West Virginia officials see 'a light at the end of the tunnel' in the five-day water crisis that barred 300,000 residents from using tap water for anything but flushing following a chemical spill.
“We see a light at the end of the tunnel,” Gov. Earl Ray Tomblin (D) told reporters Sunday.
The West Virginia American Water Co. continued testing local drinking water throughout the weekend for 4-methylcyclohexane methanol, a chemical compound used to clean coal, which seeped from a holding tank at Freedom Industries into the Elk River on Thursday, contaminating local drinking water.
Officials have been waiting for concentrations to dissipate below 1 part per million before allowing residents to resume using the water for anything other than flushing. While weekend testing indicated that the concentration in four testing locations has dropped to a safe level, officials plan to continue testing throughout the distribution area Monday before giving residents the all clear.

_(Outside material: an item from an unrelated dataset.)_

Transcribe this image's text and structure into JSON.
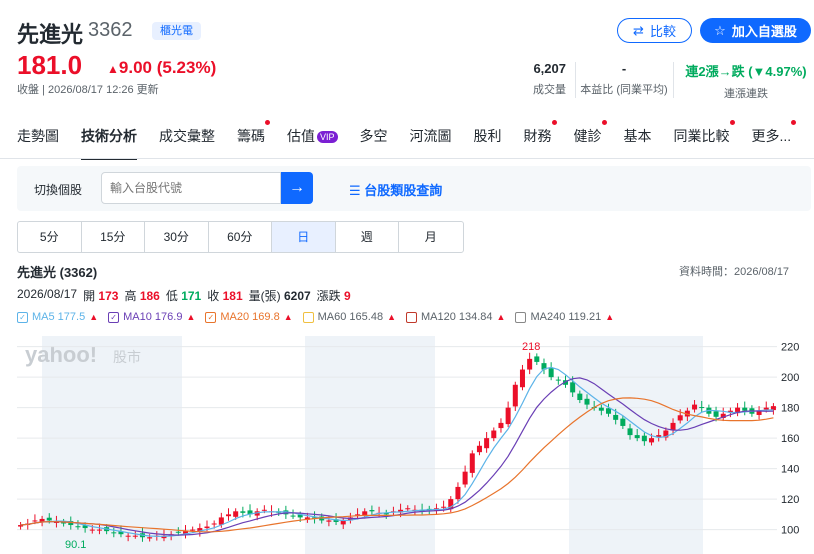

The utility is expected to lift the ban gradually and will notify residents directly as the status for their zone changes. A website will be set up to help residents determine what zone they live in.
Residents will be instructed to flush potentially contaminated water from their pipes, hot water tanks, and the icemakers in their refrigerators.
“What we are trying to stress is that, as the plan unfolds, it is very important for people to adhere to that plan,” says Lawrence Messina, a spokesman for the West Virginia Department of Military Affairs and Public Safety.